10 Shocking Banned Classic Novels You Should Read



Novels and stories are some of the most captivating forms of entertainment still around today. Sure, there are millions of video games and movies available for sale, but nothing can truly beat the nice turn of pages, the smell of an old book, and the tens of thousands of words painting the perfect picture in your head. That being said, there are some countries who still choose to ban such literary classics that could enlighten and teach our youth. These stories are well written and worth a read. Here are ten shocking banned classic novels everyone should check out.

Ulysses, James Joyce

Ulysses, by James Joyce, tells the story of Leopold Bloom, the main character who is traveling through Dublin, Ireland. The title is the same as Homer’s Odyssey, and both novels have much in common. In terms of content, though, it is quite tame.

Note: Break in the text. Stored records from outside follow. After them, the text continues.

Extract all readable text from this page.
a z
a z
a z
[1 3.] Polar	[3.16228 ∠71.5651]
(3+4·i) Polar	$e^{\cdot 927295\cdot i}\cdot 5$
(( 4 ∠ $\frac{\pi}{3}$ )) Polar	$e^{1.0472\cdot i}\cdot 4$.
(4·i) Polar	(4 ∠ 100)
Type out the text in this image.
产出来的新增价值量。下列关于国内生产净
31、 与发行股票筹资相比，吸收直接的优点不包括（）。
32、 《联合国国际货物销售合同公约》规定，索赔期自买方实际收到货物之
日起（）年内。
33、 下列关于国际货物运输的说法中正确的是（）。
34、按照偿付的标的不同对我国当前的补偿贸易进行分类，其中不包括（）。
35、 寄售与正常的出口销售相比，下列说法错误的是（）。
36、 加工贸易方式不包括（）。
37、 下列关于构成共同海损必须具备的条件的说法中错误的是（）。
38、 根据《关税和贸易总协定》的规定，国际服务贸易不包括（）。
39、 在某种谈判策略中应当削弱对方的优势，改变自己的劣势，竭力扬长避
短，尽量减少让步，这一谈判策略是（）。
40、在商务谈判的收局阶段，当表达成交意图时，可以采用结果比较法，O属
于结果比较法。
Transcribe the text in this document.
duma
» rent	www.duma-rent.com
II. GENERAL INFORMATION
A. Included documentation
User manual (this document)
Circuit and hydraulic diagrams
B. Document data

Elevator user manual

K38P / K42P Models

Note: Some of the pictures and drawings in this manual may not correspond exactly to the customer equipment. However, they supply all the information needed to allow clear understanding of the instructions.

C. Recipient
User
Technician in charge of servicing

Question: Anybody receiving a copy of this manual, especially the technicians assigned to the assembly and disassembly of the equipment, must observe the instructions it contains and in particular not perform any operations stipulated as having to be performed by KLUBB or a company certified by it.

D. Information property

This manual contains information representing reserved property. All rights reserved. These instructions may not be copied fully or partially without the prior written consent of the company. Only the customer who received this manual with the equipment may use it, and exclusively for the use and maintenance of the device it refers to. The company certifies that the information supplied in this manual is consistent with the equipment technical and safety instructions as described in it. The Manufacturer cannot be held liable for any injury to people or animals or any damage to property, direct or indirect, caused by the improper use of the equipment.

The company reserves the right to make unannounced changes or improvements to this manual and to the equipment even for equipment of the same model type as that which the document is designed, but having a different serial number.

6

The Adventures of Huckleberry Finn, Mark Twain

The Adventures of Huckleberry Finn is quite a famous novel, though some countries have banned it. The tale is of a young protagonist traveling down the Mississippi River. There are plenty of racist themes throughout, all of which are probably hurtful to many.

Candide, Voltaire

Candide, by Voltaire, is the story of a naive protagonist who believes in Leibnizian optimism. The entire novel is mostly made up of satire and hardships that the character must undergo. Adventure parodies, romance cliches, and plenty more abound.

Brave New World, Aldous Huxley

It is rather shocking that Brave New World, by Aldous Huxley, could be banned by any government. The iconic science fiction novel is a wonderful read about humanity in a healthy and technological utopia. Sex and drug use run rampant, though.

1984, George Orwell

1984 is the story of Winston Smith, who is currently in the middle of a totalitarian state. This is probably the most famous dystopian novel to have ever been authored and released. The story also birthed “Big Brother,” and invasive surveillance.

The Catcher in the Rye, J. D. Salinger

The Catcher in the Rye follows Holden Caulfield, the main protagonist, who experiences teenage isolation and the fear of growing older. The novel is rather controversial for the use of profanity, the sexual content, and the teenage angst experienced throughout.

Of Mice and Men, John Steinbeck

Of Mice and Men is a story that most people within the United States ended up reading during their High School English class. The mentally ill main character accidentaly kills a mouse, which foreshadows so much worse. John Steinbeck told a magnificent story here.

Slaughterhouse-Five, Kurt Vonnegut

Slaughterhouse-Five, by Kurt Vonnegut, follows Billy Pilgrim, a young American soldier captured by the German soldiers in World War 2. He is housed in a makeshift prison, which was once a slaughterhouse in Dresden. Death, torture, kidnapping, and war are all revealed in spades.

Uncle Tom’s Cabin, Harriet B. Stowe

Uncle Tom’s Cabin is another story that plays heavily on racist undertones and the slavery experienced within the US many years ago. The anti-slavery novel leads up to the American Civil War, which is full of blood and anger.

Lord of the Flies, William Golding

Lord of the Flies, by Nobel Prize-winner William Golding, is a play on how man is civil, but will turn savage at a moment’s notice. School children trapped on an island decided to govern themselves, but fail, and end up consuming each other.